27 November 2014

Farewell Hughesy (1988-2014: Baggy Green #408)

The darkest day in all my years watching cricket is the only way to describe the passing away of Phillip Joel Hughes. Despite the Baggy Green Blog coming to a close a few months back, this one is for Hughesy.

He passed away on 27 November 2014 at the age of 25.

There will be plenty of in-depth, moving articles written about the life and career of Phillip, so I will step away from any attempt at this. It's all too soon anyways and I just want something small as a tribute to his memory as a cricketer, how we knew him. I've had to really dig deep on this one.

He was a talented batsman and no doubt unique - thinking back to those twin centuries at Kingsmead is just magic, his savage cutting of the ball, his cheeky slog sweeps and heaves. He had so much more to offer. I have wonderful memories of his batting, which will live on forever. His family have so much more than that of the young man and I hope those loving memories carry them through this.

My love and best wishes of strength will forever be flowing for the entire Hughes family, and Michael Clarke - who offered nothing but incredible support to the family from the moment Hughesy was hospitalised. A leader of men, respect Clarkey.

Sadly I never had the chance to engage with Hughesy in conversational manner as I'd hoped to.

He represented Australia, Australia A, Australia Under-19s, East Torrens, Hampshire, Middlesex, Mumbai Indians, New South Wales, New South Wales Under-19s, South Australia, Western Suburbs, Worcestershire. I had the honor of seeing him play live wearing his Baggy Green 408 cap in South Africa, and then performing for South Australia at the Adelaide Oval in recent times.

It was a freak accident and despite Sean Abbott knowing this is not his fault, given he was just doing his job, as was Phillip, he will still have a heavy heart and not be able to grasp what has happened any time soon. The pain he feels is something I just hope love and support will ease over time. I hope he heals.

Amidst this dark day and period in cricket history, it's important to acknowledge short bowling has been a part of the great game we all love for a very, very long time. This must be understood and realised.

Body Line was one historical case, the almighty fast bowlers from the West Indies were another collective case, and then the brutal pace of Brett Lee and Shoaib Akhtar during the later stages of the 1990s really stressed fast bowling as a reality in the game. In the last year Mitchell Johnson has been the most devastating fast bowler to witness in action.

Batsmen get hit and have to combat this tactical execution from fast bowlers in the game. Recently Stuart Broad of England had a facial injury a few months back. I clearly remember watching Allan Donald of South Africa (one of the worlds fastest at the time) bowl a short ball during the 1996 World Cup which hit the UAE skipper at the time on the head, who was wearing nothing but a brimmed hat. He rubbed his head and carried on, grinning at his own daftness in not wearing a helmet against Donald.

This is the general result, and when wearing a helmet the biggest shock is usually the sound in your ears if the grill gets smashed. Death is never an immediate thought, although you know there is risk. Sport has high risk.

Fast bowling feeds down to state cricket, grade cricket, and school cricket. It's always been there and batsmen do get hit. Cricket is a dangerous sport. If you've played it, you know it. I've only played the game at school and club level and that was frightening enough at times. I stood behind Michael Clarke once when he was facing Mitchell Johnson in the nets. Fast, lightening fast! It requires intense skill to combat short pitched bowling and those instinctive reactions in split seconds do matter. You anticipate getting hit, bruised, but not a fatal hit. Never. This was an unimaginable accident.

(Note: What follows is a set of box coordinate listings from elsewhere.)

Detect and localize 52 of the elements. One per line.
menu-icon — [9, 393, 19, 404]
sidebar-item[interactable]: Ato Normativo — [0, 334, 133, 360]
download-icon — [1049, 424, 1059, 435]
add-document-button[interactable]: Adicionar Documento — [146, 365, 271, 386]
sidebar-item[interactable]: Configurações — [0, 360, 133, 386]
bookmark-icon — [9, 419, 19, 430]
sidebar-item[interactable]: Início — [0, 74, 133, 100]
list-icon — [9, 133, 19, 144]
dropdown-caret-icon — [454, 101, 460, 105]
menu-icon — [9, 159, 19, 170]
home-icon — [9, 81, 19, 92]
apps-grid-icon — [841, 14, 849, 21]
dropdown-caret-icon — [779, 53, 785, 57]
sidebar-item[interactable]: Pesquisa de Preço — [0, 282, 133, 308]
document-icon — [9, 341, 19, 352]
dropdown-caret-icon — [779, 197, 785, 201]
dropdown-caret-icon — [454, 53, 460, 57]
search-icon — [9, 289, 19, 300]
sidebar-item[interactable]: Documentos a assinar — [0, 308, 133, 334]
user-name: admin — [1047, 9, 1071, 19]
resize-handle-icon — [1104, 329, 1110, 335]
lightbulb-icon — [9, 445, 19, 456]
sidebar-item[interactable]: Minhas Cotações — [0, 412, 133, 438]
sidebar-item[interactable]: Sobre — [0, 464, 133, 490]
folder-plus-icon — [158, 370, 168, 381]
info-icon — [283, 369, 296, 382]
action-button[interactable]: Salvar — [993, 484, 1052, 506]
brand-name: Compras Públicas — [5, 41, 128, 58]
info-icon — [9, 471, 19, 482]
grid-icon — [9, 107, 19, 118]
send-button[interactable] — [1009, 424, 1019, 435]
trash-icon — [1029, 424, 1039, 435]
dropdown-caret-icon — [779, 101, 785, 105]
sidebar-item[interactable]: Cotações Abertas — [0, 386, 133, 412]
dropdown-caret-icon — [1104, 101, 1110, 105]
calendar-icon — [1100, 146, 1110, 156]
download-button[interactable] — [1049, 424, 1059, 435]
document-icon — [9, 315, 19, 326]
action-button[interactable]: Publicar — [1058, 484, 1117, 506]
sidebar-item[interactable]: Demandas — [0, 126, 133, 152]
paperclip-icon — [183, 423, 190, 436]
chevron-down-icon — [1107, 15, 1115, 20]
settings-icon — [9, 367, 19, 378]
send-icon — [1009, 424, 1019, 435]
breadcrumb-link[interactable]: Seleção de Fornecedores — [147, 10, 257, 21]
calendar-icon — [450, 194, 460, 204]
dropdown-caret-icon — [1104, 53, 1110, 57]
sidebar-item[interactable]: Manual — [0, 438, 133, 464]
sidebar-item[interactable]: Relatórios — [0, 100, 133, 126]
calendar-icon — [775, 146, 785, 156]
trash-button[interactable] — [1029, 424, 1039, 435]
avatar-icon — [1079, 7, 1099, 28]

This whole incident is just so damn devastating and depressing, and the medical nature of the injury resulted in something which is a rare condition to experience, with such a hit. The doctors at the medical press conference confirmed this rarity. Their insight was most appreciated on such a raw and fresh matter.

Looking back on my articles, there was always an underlying sense of desperation in my writing for Hughesy during his struggles with the bat in hand, wanting him to just rise above the challenges. When he was on fire and smashing any bowler to the boundary, stashing up runs, my joy and delight at his skills flourishing and helping Australia win matches was evident. He was a record-breaker when on song. It's a good feeling reading back on this, but sadness overwhelms that with the knowledge he will never play again. The best was around the corner.

We never anticipated this and to happen to such a young man is numbing on the emotions. I liken this to that of Steve Irwin. He moved many people and was an Australian man who passed away doing what he loved. Like Steve, embrace the positive memories of Phillip. Embrace his talent, and the joy he brought to the game and cricket supporters around the globe. He will be missed but never, ever forgotten. He will always be not out too!

Farewell Hughesy - cap 408 can be put to rest with a proud history created by a talented young man.